Norris strengthened her diverse interests in her undergraduate years, when she earned dual degrees in sustainability studies and economics at Hofstra University with minors in geology and fine arts. She started a student garden and a sustainability club, through which they did educational events at a local preschool.

Farming and food production have been long-time interests. She has spent time in Greece, New York, and Florida doing volunteer farm work on small organic farms.

“Over time,” says Norris, “I was building this arsenal of information about farming, the effects of farming, and the effects of many human practices on the environment.”

She earned an M.A. in climate and society from Columbia University. Coursework in climate policy made her realize she would prefer to apply technology to solve real-world problems. At Columbia, she started taking electives in environmental engineering and learned about some ways technology can help solve environmental problems.

During her master’s work Norris interned with a hydroponics company, where she learned about fertilizers and vertical and indoor gardening. After her master’s she did research and development for a company using nanobubbles of oxygen to diffuse algal blooms. All these diverse experiences fed into her future plans.
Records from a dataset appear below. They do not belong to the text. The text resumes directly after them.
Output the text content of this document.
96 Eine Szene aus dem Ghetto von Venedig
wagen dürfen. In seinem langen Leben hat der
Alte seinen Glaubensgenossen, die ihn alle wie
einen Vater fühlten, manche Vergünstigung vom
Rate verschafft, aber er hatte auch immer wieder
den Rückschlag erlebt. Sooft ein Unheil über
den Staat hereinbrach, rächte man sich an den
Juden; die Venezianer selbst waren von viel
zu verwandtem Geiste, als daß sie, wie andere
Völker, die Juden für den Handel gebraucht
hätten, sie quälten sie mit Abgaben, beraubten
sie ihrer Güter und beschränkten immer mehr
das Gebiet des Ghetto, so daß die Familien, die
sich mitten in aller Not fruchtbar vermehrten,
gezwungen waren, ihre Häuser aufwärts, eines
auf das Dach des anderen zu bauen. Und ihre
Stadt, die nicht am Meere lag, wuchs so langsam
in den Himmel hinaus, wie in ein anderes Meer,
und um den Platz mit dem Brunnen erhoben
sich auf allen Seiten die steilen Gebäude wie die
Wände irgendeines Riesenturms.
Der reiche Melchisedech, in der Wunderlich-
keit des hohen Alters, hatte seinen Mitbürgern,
But there’s yet another major interest in Norris’s life—painting. Back before her interest grew in the environment, she intended to be an artist. She still paints and has found ways to merge art and science. In 2019 she had a gallery show of portraits of notable women in science, technology, engineering, and math (STEM). This brought her advisors and grad school friends into the art world, which was unfamiliar for many of them.

Norris has found networking skills gained at science conferences to be helpful in setting her at ease to show up at art events in Wilmington, where she lives. She teaches a weekly painting class to teens through The Warehouse, a new youth center in Wilmington. She’s helped them explore different styles of painting. Some of the teens had never painted before. She also hopes to bring science programming to The Warehouse, and continue to use her many skills and experiences to help tackle some of the world’s environmental problems.